To build
mkdir build
cd build
cmake ..
cmake .. -B build-debug -DCMAKE_BUILD_TYPE=Debug
To run from either build/ or build/build-debug/
make clean && make
./test/unit_linscan
For base/query files, you can look on fern in /ssd1/anndata/bigann/data/sparse/ For convenience, you can make symlinks in build/, build-debug/, and SparseParlayANN/algorithms/vamana/
ln -s /ssd1/anndata/bigann/data/sparse data
To convert a .csr base file to a .fvecs file of compressed vectors via Sinnamon Usage: ./max_sketch [path to .csr] [path to outfile] [compressed dims] [number of hash functions] [optional seed] In the following examples, we use seed 0. This can be any seed you want, but you'll want to make sure you use the same seed for compressing the base file and query file. You'll also want to use the same compressed dims and number of hash functions.

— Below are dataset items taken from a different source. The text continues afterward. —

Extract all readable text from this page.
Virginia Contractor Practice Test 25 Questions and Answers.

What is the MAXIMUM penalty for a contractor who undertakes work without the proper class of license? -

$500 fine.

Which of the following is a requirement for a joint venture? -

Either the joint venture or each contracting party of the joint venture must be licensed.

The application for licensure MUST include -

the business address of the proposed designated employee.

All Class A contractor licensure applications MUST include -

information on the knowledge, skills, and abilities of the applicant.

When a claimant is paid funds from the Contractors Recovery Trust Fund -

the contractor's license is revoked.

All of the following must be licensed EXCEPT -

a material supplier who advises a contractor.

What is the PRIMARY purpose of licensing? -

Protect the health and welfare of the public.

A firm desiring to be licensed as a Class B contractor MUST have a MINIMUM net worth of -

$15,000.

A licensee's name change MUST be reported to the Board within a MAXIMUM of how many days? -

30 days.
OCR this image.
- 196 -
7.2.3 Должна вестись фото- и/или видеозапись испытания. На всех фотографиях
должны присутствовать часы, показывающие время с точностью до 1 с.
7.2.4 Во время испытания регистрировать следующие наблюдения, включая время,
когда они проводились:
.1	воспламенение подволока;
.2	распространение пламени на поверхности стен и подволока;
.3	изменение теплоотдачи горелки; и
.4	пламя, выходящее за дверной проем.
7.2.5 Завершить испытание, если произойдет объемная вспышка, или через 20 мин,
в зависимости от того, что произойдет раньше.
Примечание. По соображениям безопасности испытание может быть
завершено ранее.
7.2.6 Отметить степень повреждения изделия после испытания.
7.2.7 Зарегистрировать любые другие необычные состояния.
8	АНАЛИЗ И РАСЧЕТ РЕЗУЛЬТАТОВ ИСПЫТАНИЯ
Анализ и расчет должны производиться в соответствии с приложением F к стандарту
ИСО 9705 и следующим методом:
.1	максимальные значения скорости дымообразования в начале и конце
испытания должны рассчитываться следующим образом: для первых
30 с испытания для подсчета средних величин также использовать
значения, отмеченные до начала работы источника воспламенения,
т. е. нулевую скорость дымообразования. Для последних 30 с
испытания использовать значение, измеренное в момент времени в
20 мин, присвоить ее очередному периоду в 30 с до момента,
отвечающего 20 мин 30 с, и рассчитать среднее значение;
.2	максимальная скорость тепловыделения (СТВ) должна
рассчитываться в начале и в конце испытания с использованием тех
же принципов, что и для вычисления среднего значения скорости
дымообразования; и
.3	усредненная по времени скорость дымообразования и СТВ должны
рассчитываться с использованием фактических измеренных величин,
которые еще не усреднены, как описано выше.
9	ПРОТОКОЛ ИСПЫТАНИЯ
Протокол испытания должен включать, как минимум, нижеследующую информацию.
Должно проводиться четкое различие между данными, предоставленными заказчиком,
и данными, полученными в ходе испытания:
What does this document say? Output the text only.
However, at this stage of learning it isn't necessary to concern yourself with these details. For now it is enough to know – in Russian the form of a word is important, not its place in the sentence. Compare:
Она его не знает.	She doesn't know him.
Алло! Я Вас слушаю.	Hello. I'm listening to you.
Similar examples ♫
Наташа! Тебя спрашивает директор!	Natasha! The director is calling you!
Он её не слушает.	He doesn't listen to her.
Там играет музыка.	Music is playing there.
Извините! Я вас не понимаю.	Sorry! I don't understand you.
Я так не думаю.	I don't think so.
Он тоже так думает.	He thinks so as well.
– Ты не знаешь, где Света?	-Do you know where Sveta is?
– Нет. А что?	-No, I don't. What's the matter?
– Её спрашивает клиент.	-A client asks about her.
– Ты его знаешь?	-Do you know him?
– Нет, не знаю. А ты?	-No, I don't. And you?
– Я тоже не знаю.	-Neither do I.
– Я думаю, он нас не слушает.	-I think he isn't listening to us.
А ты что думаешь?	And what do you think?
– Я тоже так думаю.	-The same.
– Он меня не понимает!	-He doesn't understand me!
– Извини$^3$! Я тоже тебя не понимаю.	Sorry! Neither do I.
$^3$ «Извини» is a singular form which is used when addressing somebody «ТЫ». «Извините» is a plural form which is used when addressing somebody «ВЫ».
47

./test/max_sketch data/base_small.csr data/processed/base_small_200_1.fvecs 200 1 0
./test/max_sketch data/base_1M.csr data/processed/base_1M_200_1.fvecs 200 1 0
./test/max_sketch data/queries.dev.csr data/processed/queries_200_1.fvecs 200 1 0
To profile how good the compressed vectors are
./test/profile_sketch data/base_small.csr data/base_small_200_1.fvecs
./test/profile_sketch data/queries.dev.csr data/queries_200_1.fvecs
To use compressed vectors to build a vamana graph
cd SparseParlayANN/algorithms/vamana
make clean && make
./neighbors -R 256 -L 64 -a 1.2 -graph_outfile data/graph/base_small_200_1 -data_type float -file_type vec -dist_func mips -base_path data/processed/base_small_200_1.fvecs
./neighbors -R 256 -L 64 -a 1.2 -graph_path data/graph/base_small_200_1 -query_path data/processed/queries_200_1.fvecs -gt_path data/base_small.dev.gt -data_type float -file_type vec -dist_func mips -base_path data/processed/base_small_200_1.fvecs
./neighbors -R 256 -L 64 -a 1.2 -graph_path data/graph/base_small_200_1 -query_path data/queries.dev.csr -gt_path data/base_small.dev.gt -data_type float -file_type vec -dist_func sparse-mips -base_path data/base_small.csr
The first run of ./neighbors builds a graph using the compressed vectors. The second run queries using compressed vector MIPS. The third run queries using exact vector MIPS.